Elena di Porto nacque a Roma l’11 novembre 1912.
Era figlia di Angelo di Porto e Grazia Astrologo. Aveva sei fratelli, Pacifico, Giacomo, Amedeo, Alberto, Mario e Vitale.
La sua famiglia era di umili origini, che negli anni visse momenti difficili a volte tragici.

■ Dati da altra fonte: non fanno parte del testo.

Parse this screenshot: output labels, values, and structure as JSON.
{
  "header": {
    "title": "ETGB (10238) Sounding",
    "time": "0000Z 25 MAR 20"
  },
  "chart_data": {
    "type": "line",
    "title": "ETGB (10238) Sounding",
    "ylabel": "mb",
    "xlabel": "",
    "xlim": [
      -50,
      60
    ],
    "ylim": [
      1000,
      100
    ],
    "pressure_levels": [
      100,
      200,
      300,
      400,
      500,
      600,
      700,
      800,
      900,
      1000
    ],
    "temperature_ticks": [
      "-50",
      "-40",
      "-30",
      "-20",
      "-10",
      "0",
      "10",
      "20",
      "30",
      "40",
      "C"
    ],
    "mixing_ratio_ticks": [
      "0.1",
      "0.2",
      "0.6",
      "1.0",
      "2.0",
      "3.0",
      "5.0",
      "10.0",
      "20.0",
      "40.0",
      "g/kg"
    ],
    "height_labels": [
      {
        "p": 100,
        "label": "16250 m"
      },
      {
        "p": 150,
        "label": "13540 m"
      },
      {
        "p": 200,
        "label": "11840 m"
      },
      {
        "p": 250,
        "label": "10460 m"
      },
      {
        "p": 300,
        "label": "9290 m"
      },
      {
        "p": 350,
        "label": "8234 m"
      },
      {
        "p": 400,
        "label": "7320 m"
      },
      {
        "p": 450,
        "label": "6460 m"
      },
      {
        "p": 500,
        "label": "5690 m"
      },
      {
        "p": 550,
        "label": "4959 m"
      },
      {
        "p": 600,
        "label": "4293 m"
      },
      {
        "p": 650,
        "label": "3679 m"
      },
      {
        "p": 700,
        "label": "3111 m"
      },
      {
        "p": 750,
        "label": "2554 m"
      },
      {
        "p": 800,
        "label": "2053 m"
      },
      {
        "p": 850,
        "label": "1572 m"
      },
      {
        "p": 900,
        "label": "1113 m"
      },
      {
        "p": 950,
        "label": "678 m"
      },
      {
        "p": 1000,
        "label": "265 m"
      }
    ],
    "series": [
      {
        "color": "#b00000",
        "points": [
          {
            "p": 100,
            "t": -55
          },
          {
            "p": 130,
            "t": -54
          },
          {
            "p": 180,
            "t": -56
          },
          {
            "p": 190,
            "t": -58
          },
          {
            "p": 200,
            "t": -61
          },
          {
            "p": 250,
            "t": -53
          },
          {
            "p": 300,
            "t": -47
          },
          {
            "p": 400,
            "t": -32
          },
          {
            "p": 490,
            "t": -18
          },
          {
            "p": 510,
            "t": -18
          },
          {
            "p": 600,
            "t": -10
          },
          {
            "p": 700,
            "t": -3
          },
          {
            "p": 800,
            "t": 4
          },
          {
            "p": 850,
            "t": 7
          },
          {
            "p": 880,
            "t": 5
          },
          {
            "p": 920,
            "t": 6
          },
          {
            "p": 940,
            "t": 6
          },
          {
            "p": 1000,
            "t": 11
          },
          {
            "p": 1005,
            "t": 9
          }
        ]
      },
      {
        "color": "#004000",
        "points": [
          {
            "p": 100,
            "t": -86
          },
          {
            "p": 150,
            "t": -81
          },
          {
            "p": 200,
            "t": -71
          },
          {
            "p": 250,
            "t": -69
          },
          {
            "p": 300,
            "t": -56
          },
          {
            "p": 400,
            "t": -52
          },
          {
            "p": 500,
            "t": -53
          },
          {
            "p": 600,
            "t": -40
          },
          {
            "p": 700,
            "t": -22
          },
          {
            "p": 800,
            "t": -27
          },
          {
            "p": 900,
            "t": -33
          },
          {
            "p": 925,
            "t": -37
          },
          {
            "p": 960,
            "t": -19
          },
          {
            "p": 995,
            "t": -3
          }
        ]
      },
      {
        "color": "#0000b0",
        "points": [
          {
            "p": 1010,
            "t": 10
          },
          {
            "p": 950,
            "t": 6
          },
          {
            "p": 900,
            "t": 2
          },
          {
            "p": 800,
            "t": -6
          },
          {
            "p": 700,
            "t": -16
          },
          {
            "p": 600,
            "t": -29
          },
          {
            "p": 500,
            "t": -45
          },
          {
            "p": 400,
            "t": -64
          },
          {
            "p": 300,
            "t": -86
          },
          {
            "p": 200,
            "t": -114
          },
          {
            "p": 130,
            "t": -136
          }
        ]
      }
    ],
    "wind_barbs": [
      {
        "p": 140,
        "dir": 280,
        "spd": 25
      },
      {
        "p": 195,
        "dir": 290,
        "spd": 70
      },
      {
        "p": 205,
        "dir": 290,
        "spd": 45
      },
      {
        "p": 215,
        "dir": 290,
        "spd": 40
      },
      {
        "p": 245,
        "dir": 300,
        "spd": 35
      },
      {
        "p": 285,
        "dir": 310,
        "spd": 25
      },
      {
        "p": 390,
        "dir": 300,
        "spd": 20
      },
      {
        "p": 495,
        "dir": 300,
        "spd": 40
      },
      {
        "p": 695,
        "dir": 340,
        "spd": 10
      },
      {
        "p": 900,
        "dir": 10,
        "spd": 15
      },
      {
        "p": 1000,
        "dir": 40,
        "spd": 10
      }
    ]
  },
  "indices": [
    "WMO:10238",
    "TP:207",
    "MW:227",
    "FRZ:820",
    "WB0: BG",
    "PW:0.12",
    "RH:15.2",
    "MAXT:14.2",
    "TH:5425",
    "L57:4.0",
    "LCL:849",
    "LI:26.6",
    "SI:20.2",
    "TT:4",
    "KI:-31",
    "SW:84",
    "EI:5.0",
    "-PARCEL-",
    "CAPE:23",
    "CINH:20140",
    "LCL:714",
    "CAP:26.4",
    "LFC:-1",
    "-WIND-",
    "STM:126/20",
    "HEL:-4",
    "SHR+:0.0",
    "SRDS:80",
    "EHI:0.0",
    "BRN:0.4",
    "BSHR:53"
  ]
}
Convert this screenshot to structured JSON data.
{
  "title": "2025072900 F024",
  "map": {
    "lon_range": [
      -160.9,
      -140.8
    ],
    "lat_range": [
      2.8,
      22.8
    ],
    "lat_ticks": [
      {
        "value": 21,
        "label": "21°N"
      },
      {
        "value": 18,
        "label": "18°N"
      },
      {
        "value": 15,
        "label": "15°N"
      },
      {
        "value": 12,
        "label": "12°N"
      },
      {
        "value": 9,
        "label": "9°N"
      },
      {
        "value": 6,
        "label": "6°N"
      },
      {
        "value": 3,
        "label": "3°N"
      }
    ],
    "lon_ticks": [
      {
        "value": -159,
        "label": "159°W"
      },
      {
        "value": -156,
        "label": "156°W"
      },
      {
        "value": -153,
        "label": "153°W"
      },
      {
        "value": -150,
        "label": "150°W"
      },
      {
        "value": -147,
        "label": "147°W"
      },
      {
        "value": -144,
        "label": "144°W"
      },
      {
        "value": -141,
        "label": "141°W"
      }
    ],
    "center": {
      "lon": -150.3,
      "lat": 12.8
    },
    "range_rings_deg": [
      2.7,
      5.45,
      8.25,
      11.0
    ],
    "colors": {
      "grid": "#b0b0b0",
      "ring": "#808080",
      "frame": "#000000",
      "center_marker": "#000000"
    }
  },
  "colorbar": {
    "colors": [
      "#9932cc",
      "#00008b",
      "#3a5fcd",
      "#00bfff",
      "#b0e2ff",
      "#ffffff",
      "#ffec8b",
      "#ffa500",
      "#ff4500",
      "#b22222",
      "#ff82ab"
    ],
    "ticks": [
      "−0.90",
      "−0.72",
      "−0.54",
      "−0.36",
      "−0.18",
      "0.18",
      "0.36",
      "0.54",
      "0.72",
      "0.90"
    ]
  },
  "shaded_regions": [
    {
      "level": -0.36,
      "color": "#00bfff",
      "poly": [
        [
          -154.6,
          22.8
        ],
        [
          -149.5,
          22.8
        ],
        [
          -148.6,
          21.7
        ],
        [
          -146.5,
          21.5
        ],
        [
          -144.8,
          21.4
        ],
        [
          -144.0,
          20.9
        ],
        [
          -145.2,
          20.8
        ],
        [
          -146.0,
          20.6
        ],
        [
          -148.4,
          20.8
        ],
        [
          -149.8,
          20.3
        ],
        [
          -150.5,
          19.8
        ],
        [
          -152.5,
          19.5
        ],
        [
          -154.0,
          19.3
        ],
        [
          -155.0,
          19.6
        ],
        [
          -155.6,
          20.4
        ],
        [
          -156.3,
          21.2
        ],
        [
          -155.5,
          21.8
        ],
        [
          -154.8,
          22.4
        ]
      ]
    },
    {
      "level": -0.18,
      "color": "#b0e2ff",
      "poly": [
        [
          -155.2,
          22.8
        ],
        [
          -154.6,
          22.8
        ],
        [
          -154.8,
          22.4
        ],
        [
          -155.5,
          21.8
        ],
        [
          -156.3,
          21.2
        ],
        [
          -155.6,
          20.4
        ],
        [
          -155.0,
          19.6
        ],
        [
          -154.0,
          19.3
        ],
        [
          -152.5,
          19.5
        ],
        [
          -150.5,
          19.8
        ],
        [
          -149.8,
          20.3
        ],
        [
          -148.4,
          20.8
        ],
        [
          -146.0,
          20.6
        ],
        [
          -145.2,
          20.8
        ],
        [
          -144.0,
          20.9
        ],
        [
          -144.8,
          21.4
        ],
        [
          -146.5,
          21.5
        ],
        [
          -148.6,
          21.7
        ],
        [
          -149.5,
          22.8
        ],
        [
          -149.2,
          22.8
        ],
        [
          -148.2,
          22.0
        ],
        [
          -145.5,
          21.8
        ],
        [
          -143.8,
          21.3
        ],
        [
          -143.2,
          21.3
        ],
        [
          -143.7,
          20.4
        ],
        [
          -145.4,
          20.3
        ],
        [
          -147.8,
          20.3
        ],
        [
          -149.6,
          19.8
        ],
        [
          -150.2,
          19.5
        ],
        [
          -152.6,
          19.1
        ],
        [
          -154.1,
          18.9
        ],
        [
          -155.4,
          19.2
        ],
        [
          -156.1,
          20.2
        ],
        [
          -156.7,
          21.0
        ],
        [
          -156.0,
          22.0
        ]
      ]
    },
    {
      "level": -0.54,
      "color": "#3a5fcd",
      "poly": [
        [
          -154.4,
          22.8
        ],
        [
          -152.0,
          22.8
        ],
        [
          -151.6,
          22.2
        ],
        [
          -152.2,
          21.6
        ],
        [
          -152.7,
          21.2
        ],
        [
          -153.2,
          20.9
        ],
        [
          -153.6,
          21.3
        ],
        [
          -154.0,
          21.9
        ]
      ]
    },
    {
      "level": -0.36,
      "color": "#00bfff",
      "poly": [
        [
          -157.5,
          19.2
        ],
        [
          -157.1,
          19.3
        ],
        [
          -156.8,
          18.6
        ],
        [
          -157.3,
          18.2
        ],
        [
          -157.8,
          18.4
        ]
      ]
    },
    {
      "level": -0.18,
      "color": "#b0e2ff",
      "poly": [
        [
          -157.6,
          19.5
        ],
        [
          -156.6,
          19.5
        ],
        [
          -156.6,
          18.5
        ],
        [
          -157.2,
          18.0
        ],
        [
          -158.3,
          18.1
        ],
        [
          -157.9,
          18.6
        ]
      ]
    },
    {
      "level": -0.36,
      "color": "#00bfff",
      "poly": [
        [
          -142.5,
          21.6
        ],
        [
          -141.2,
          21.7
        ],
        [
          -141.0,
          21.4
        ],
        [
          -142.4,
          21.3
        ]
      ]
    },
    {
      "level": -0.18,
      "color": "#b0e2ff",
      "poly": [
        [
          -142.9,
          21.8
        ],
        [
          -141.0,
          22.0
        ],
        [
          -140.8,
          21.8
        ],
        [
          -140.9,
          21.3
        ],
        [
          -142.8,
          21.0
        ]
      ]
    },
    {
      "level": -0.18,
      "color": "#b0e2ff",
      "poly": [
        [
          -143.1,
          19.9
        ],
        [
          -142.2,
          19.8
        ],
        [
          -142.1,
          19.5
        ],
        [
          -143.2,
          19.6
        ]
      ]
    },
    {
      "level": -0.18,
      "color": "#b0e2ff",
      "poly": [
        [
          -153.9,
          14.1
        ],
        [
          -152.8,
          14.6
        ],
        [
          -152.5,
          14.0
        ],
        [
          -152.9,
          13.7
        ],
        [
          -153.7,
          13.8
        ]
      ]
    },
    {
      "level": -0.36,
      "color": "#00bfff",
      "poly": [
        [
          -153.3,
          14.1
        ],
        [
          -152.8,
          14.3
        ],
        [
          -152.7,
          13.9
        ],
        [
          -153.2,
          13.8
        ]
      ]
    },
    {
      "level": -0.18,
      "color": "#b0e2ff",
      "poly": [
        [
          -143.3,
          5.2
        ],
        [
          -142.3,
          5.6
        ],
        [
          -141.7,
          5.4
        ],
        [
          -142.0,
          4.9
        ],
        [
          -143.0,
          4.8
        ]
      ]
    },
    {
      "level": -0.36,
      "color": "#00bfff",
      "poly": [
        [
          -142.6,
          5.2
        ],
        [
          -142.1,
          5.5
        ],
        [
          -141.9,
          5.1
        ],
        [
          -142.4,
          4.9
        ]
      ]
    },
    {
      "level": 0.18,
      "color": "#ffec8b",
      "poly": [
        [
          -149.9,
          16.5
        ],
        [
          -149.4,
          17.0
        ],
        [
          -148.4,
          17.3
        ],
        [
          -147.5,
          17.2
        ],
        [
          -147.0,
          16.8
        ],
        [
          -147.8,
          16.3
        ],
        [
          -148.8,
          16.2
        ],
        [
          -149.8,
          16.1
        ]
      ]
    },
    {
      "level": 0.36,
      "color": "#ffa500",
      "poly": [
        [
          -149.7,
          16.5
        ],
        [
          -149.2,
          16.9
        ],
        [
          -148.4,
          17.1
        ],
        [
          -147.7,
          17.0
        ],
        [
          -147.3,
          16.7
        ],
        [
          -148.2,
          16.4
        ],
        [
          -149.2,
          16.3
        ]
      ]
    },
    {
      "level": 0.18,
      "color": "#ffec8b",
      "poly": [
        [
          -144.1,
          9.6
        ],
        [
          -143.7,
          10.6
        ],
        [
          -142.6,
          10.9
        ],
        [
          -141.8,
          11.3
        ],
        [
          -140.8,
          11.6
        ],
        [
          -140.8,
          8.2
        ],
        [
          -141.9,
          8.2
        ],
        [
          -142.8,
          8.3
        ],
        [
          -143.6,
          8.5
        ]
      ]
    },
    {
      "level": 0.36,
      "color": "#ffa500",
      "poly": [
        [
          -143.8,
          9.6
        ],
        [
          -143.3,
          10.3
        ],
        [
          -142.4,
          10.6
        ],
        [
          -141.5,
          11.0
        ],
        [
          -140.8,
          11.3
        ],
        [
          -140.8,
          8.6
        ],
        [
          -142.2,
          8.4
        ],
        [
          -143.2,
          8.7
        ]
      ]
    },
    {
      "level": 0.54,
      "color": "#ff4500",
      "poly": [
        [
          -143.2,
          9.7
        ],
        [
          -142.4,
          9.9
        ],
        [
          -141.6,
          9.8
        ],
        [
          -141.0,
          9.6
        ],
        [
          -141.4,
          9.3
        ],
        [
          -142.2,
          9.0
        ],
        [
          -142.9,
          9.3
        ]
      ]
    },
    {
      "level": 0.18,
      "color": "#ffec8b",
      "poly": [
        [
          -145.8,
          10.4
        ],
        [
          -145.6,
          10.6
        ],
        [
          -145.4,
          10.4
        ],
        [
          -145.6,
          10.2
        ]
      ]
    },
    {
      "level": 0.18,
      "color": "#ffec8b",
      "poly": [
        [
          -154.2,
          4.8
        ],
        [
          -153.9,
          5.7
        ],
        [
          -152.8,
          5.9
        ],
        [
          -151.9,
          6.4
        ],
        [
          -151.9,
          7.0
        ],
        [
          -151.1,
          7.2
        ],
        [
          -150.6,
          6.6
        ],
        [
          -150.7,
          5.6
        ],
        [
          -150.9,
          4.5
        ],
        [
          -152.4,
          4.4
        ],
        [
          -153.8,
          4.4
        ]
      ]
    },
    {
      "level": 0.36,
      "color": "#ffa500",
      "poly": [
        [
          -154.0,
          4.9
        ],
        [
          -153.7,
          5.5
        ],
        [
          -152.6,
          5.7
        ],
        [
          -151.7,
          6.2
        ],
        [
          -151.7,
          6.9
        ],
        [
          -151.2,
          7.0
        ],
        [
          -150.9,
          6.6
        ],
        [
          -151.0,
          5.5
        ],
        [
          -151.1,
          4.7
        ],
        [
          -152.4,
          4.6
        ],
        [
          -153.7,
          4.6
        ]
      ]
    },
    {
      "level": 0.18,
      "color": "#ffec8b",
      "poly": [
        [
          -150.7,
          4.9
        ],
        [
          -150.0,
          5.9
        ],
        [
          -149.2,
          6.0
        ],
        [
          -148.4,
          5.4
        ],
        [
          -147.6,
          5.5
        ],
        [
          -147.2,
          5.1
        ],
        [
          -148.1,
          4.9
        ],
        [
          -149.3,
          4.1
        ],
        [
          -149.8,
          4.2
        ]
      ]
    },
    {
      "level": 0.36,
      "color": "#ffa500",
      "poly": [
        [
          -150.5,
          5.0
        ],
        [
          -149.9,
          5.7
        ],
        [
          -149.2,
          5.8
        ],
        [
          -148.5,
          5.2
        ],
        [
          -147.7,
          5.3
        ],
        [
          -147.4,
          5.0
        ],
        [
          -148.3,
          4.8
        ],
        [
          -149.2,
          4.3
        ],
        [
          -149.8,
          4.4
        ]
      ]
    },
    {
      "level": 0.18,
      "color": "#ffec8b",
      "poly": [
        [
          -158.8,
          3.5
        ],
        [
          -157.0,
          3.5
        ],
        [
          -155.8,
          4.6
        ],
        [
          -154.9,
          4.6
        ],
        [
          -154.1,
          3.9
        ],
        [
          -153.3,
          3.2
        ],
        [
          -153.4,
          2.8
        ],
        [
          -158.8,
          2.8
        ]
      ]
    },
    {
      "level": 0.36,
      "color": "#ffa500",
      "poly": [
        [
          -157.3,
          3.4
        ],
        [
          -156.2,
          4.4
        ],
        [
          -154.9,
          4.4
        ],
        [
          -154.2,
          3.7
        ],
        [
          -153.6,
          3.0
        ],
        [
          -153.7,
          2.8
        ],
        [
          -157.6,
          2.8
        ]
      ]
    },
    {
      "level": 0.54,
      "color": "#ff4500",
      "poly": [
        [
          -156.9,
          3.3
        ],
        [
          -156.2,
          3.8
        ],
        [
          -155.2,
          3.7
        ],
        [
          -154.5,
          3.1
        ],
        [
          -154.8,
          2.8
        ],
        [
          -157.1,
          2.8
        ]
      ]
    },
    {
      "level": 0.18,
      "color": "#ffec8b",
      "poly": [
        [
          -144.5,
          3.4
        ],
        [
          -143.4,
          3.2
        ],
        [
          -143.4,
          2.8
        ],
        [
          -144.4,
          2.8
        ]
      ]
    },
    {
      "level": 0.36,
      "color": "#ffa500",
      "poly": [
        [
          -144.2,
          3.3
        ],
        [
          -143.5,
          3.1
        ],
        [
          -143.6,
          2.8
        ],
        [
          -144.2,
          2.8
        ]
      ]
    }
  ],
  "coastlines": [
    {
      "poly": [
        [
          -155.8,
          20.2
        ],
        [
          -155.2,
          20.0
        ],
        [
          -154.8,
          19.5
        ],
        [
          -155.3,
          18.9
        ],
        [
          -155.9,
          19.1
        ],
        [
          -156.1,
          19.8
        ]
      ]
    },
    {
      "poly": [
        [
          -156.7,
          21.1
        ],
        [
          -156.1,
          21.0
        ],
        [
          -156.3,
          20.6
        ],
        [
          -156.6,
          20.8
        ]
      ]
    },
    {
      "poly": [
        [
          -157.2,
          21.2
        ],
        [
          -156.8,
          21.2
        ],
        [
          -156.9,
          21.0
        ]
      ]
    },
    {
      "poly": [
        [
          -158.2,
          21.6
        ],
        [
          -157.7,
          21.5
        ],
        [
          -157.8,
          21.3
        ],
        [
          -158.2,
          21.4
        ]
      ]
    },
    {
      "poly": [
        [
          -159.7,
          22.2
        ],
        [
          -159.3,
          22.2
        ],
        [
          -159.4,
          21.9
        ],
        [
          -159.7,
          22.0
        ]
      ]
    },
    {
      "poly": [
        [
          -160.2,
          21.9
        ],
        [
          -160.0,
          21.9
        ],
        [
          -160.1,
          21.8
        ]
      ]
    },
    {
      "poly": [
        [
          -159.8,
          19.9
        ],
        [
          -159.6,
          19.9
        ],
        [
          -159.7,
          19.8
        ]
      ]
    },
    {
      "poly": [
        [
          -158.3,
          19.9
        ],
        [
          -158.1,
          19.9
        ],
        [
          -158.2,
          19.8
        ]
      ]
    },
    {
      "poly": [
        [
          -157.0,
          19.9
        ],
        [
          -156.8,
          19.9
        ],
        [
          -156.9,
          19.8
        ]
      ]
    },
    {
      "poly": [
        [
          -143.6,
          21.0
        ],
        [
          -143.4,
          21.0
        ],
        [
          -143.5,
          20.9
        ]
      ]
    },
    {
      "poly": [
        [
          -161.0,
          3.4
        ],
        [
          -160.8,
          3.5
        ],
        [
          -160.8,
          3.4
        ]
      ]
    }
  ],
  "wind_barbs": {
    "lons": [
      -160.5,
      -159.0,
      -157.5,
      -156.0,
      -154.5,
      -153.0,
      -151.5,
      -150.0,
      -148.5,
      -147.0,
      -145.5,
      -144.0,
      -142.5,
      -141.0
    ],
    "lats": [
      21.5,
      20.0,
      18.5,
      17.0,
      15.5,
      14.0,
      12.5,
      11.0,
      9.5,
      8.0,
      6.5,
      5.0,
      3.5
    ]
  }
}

Elena era cresciuta nel ghetto di Roma.
Era una ragazza allegra, spensierata e sicuramente un pochino strana.
Le piaceva il calcio, fumava, e sicuramente non disegnava menare le mani quando era necessario. Si era sposata a 18 anni e soltanto tre anni dopo e due figli aveva già deciso di separarsi.
Nel ghetto tutti sorridevano alle sue stranezze e anche dopo la sua morte di famiglia in famiglia ci si tramandava le sue stranezze. Era soprannominata Elenuccia “la matta”.
Elena aveva un temperamento decisamente ribelle. Non temeva niente e nessuno e questo suo carattere impavido la portò a schierarsi in modo spontaneo e senza pensarci troppo contro le ingiustizie la prepotenza dei forti in difesa dei deboli. L’introduzione delle leggi razziali causò grandi cambiamenti nella vita di tutti gli ebrei del ghetto.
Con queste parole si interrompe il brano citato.